Longe de nós cairmos nessa mentira do demônio! Como ensinou São Pio X ao promover a Comunhão frequente, a recepção do Santíssimo Sacramento não é um prêmio para os perfeitos, mas um auxílio para nossa fraqueza. O segredo está em como, por que meio, nos apresentarmos para receber o Sacramento do Altar.
Ainda que nossa consciência não nos acuse de pecado mortal, sentimos certa indignidade ante Jesus-Hóstia. Como encobri-la e haurir os efeitos sublimíssimos do banquete celestial? Só há um modo: recebê-Lo por meio da Santíssima Virgem.

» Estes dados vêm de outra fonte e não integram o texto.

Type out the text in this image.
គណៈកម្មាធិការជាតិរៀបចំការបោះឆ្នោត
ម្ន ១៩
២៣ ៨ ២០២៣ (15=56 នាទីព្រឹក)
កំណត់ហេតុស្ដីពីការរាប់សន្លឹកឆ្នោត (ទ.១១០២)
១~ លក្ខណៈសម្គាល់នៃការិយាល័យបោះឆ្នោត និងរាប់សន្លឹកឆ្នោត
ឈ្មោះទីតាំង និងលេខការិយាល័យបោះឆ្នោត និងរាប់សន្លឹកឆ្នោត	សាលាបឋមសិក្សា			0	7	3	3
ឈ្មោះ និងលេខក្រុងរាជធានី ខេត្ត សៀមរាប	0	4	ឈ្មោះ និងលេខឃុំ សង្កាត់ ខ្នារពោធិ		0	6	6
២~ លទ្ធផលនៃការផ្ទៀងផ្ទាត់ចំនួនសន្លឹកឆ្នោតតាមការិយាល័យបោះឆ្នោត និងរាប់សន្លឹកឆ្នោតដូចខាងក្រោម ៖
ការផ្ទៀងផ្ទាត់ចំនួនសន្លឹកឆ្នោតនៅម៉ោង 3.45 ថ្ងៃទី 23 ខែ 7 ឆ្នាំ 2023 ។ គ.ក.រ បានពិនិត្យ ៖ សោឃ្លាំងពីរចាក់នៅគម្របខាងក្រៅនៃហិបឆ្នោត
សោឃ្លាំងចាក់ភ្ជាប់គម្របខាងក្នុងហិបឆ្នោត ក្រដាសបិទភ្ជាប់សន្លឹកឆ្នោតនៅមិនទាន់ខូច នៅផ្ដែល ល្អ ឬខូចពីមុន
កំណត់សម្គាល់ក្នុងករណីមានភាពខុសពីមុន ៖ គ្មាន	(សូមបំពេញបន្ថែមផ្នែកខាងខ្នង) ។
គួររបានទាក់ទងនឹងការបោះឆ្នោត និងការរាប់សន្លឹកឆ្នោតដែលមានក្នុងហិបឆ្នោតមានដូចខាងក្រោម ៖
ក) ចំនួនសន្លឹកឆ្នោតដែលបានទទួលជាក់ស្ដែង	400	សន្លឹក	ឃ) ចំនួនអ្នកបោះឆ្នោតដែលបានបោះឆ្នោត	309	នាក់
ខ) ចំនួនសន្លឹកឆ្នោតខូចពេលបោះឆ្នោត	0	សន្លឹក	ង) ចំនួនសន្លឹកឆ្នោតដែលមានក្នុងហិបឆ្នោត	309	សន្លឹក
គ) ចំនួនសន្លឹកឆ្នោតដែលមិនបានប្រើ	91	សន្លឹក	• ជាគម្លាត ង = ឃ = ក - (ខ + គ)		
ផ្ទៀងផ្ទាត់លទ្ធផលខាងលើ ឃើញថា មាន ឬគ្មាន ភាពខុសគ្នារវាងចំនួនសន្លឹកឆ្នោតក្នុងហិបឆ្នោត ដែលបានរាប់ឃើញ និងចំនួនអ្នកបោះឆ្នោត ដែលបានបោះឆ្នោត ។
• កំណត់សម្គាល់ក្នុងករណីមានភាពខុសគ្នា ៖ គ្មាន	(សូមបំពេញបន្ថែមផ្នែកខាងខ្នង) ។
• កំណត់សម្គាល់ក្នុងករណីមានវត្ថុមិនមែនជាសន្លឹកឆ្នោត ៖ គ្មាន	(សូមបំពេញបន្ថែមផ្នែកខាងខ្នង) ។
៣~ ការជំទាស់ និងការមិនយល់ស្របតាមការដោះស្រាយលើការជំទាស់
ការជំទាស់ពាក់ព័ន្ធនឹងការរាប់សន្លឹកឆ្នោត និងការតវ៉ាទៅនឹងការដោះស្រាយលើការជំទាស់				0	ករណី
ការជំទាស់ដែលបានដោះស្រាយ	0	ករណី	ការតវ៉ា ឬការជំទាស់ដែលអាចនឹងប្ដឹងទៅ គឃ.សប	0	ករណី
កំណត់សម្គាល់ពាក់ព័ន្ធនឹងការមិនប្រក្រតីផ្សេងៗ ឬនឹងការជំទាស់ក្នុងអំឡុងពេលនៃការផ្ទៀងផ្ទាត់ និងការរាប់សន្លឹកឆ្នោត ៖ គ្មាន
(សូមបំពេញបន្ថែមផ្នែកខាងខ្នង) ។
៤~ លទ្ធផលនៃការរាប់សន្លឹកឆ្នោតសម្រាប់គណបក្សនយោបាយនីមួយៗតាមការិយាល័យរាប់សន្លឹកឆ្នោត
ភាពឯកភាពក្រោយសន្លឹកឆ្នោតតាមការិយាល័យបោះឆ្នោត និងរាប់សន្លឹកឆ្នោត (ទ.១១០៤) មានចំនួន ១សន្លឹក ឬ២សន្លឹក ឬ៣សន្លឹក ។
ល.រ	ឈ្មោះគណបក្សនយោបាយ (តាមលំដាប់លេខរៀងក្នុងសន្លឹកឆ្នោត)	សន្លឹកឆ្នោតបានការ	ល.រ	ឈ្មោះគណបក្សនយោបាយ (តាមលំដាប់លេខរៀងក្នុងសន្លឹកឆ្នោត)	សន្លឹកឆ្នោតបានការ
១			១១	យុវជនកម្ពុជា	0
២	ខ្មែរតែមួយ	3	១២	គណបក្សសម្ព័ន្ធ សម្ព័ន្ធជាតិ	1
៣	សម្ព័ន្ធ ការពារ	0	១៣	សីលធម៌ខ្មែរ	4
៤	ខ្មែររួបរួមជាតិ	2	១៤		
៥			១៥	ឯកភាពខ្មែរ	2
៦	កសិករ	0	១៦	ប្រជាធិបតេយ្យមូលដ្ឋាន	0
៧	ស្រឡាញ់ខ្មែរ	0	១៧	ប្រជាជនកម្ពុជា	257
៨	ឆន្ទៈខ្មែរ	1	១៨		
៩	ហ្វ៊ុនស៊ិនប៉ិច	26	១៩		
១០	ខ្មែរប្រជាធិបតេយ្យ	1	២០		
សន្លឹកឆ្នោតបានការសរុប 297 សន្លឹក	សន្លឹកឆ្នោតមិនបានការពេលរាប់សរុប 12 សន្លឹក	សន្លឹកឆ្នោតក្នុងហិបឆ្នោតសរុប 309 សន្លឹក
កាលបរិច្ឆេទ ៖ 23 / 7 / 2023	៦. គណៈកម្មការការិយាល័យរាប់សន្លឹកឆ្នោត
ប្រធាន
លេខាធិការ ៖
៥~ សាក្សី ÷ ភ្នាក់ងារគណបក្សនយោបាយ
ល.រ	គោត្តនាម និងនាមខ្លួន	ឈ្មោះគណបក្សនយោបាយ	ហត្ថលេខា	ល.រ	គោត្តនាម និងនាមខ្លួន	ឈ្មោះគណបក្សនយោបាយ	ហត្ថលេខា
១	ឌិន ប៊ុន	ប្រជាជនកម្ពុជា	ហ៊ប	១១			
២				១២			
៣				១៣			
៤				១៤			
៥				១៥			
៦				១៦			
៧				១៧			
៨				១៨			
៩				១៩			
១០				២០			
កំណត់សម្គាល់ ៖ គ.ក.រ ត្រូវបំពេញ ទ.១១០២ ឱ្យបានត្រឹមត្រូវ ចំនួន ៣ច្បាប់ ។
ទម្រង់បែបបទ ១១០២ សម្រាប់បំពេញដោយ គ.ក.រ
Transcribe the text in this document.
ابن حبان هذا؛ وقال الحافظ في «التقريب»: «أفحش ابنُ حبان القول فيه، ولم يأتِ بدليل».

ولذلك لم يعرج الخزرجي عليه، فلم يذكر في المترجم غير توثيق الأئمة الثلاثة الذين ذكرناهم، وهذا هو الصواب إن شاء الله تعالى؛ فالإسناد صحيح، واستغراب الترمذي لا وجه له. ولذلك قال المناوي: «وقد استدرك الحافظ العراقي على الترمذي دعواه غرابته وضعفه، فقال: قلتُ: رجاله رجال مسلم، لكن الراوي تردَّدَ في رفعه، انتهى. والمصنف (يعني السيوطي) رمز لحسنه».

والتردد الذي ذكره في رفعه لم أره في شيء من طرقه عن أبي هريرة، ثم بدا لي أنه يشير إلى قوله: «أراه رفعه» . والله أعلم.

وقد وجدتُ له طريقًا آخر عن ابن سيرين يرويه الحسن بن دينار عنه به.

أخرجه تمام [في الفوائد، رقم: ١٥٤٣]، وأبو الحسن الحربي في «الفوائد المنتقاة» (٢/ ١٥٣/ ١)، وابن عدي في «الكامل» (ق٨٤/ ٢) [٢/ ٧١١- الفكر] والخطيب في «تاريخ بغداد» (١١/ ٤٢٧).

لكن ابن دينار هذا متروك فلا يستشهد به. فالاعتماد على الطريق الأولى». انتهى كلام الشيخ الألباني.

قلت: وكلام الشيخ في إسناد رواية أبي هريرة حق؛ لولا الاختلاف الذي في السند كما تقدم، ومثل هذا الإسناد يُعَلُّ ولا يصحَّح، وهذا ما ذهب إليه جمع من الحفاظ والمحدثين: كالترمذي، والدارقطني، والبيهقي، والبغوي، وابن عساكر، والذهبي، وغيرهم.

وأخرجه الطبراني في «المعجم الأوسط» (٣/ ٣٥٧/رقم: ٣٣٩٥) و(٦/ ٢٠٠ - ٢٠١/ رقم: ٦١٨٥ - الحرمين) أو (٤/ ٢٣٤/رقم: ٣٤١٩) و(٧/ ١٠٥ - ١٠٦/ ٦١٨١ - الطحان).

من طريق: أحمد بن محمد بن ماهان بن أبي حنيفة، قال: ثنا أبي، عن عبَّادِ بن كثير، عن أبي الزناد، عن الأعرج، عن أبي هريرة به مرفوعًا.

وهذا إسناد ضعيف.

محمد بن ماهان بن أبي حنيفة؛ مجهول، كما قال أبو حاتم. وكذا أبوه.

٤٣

Ela, a mais perfeita devota da Eucaristia, prepara nossa alma revestindo-a de suas virtudes, para sermos dignos receptáculos de seu Filho, e O acolhe e adora em nosso nome. Portanto, “não há lugar em que a criatura seja capaz de encontrá-Lo mais próximo de si e em maior equilíbrio com sua fragilidade do que em Maria, uma vez que foi por essa razão que Ele dignou-Se descer até Ela”.
Tão rica refeição só será bem aproveitada pela intercessão de Nossa Senhora, visto que, em qualquer outro lugar, Jesus será sempre o pão dos Anjos e dos fortes; em Maria, porém, Ele Se tornará para nós o “pão dos pequeninos e dos fracos”.
Texto extraído da Revista Arautos do Evangelho n. 258, junho 2023. Por Lorena Mello da Veiga Lima.
[1] A maioria dos teólogos julga que a Encarnação só se realizou para remédio do pecado. Outros – como o São Ruperto de Salzburgo, Santo Alberto Magno, Duns Scoto e São Francisco de Sales – têm opinião diversa. São Tomás de Aquino se encontra no primeiro grupo, mas termina sua explanação sobre o tema reconhecendo que, para o poder de Deus, nada impediria que o Verbo Eterno Se encarnasse sem existir o pecado (cf. ROYO MARÍN, OP, Antonio. Jesus Cristo e a vida cristã. Campinas: Ecclesiæ, 2020, p.54-57; SÃO TOMÁS DE AQUINO. Suma Teológica. III, q.1, a.3).